El abogado David Iglesias coincide en que el aumento de consultas por despidos se empezó a notar sobre todo en el último trimestre de 2020. Para él, entre los sectores más dañados hasta ahora están la hostelería y las tiendas y comercios de venta al público, que también sufren económicamente por las restricciones horarias y el resto de medidas que se están adoptando para frenar la expansión del virus.

  • “Los ERTE deben permanecer hasta que lleguemos a una cierta normalidad o a un ritmo muy parecido al que había antes del coronavirus”

    El abogado David Iglesias

Este jurista explica que lo que evita que la situación esté peor son los expedientes de regulación temporal de empleo (ERTE), que se acaban de prorrogar hasta el 31 de mayo. “Y es esencial que se mantengan; deben permanecer hasta que lleguemos a una cierta normalidad o a un ritmo muy parecido al que había antes del coronavirus”, opina Iglesias. “De lo contrario, creo que la avalancha de despidos sería brutal”, avisa.

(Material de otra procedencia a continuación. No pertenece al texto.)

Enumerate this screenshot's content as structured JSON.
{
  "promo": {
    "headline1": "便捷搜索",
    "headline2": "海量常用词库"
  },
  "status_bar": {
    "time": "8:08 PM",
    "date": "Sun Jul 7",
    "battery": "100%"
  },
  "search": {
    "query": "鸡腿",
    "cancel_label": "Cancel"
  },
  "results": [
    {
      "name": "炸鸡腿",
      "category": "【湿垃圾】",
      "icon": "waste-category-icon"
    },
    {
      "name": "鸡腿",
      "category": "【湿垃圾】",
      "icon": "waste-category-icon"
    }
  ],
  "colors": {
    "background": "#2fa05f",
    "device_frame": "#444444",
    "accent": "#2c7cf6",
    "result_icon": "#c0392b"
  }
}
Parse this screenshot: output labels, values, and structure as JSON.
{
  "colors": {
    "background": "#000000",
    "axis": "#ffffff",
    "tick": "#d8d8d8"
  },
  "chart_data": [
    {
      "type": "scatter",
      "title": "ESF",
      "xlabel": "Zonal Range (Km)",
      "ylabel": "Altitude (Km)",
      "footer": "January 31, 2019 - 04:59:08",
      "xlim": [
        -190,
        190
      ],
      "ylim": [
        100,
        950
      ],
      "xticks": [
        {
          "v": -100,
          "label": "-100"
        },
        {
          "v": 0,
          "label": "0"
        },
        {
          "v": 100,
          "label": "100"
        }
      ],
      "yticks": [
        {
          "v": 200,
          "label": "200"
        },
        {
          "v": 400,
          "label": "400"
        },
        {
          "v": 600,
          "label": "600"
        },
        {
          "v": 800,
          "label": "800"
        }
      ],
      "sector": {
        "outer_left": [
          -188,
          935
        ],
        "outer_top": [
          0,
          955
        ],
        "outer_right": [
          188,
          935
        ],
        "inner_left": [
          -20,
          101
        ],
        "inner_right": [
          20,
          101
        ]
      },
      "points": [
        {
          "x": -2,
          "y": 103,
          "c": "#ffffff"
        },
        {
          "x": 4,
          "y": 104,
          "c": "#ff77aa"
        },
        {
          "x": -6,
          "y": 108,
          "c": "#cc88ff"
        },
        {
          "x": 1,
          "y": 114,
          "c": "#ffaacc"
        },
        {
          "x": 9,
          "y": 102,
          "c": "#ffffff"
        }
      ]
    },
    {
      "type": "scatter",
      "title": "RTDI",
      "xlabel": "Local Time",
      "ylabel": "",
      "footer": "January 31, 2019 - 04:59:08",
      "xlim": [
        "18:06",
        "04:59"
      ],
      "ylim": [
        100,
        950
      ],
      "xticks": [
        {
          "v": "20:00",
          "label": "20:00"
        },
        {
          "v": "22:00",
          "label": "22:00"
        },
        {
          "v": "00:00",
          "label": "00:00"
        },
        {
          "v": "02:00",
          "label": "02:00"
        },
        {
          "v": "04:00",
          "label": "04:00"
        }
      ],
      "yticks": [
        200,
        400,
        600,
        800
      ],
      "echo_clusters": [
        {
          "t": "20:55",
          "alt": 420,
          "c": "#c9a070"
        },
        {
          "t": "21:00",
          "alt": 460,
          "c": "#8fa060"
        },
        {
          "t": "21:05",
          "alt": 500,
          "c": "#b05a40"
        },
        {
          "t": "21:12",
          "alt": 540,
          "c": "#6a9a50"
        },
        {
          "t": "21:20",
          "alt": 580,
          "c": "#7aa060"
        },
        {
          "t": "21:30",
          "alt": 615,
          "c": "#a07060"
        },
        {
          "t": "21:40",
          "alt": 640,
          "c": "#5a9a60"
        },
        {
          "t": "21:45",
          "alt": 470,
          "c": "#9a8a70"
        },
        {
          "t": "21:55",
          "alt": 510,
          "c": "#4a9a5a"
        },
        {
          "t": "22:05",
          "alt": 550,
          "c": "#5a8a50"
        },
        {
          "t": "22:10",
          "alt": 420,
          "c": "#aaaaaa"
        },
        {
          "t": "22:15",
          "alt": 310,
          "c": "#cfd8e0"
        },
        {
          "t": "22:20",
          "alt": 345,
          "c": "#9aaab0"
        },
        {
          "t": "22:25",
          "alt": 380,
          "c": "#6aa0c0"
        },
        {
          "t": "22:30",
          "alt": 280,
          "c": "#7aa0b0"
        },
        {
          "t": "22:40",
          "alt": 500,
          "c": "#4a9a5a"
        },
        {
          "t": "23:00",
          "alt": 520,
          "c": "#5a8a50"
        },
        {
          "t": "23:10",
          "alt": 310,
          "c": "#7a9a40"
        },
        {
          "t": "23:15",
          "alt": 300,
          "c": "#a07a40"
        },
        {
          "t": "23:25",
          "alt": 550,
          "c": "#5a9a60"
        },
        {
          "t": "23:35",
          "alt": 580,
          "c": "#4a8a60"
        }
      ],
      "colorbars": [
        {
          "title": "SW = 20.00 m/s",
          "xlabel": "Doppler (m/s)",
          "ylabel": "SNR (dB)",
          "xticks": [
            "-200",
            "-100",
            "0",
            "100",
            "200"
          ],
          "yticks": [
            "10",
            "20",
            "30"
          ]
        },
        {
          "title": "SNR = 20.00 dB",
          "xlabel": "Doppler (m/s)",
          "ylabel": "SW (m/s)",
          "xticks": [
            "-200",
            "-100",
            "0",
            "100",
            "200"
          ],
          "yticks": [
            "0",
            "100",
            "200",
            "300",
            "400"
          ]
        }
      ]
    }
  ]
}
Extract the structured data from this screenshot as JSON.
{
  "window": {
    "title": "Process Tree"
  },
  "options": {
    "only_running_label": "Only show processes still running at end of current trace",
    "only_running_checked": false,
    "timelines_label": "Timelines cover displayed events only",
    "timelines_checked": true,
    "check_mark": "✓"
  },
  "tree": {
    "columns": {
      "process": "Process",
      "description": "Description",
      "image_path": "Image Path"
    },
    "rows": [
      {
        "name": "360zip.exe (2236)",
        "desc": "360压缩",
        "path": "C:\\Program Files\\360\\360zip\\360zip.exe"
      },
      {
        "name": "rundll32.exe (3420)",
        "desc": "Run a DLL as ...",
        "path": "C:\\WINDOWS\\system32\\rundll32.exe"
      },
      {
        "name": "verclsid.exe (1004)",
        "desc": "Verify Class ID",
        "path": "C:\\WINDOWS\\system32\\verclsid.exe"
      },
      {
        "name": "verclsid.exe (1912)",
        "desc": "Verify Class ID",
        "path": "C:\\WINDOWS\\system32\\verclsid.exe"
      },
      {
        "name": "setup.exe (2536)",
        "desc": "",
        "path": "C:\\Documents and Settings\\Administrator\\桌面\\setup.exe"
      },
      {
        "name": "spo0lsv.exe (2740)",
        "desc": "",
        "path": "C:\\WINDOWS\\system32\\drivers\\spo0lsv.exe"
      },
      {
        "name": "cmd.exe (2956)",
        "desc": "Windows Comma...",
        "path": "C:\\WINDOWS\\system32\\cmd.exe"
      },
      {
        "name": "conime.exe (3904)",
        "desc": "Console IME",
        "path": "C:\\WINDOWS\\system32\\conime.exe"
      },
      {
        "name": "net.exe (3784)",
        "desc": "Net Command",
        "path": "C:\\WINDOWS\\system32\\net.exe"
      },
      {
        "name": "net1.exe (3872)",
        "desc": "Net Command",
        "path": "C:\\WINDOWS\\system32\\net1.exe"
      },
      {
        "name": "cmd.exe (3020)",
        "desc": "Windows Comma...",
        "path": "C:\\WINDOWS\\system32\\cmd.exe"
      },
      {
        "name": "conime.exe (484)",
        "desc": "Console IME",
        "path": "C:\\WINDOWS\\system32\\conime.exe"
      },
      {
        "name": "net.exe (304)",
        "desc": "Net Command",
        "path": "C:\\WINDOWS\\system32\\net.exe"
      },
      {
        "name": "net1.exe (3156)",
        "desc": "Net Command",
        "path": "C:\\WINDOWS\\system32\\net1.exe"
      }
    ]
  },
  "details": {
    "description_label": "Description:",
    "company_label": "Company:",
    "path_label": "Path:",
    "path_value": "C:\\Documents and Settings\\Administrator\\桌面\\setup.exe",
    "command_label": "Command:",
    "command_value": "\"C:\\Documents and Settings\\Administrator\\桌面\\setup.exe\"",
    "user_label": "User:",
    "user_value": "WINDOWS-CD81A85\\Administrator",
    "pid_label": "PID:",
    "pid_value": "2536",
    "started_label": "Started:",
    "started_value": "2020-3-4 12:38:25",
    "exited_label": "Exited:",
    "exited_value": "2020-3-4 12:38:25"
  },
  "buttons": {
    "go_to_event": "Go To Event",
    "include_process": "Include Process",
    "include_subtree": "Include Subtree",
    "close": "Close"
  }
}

Fabián Valero también considera que los ERTE son herramientas fundamentales y “hacen mucha falta” dada la difícil y compleja situación actual. “Están sosteniendo el empleo; el problema es que son multitud los puestos de trabajo que están en respiración asistida, manteniéndose artificialmente, y cuando esta importante ayuda se acabe me temo que muchos no podrán sobrevivir”, considera el abogado.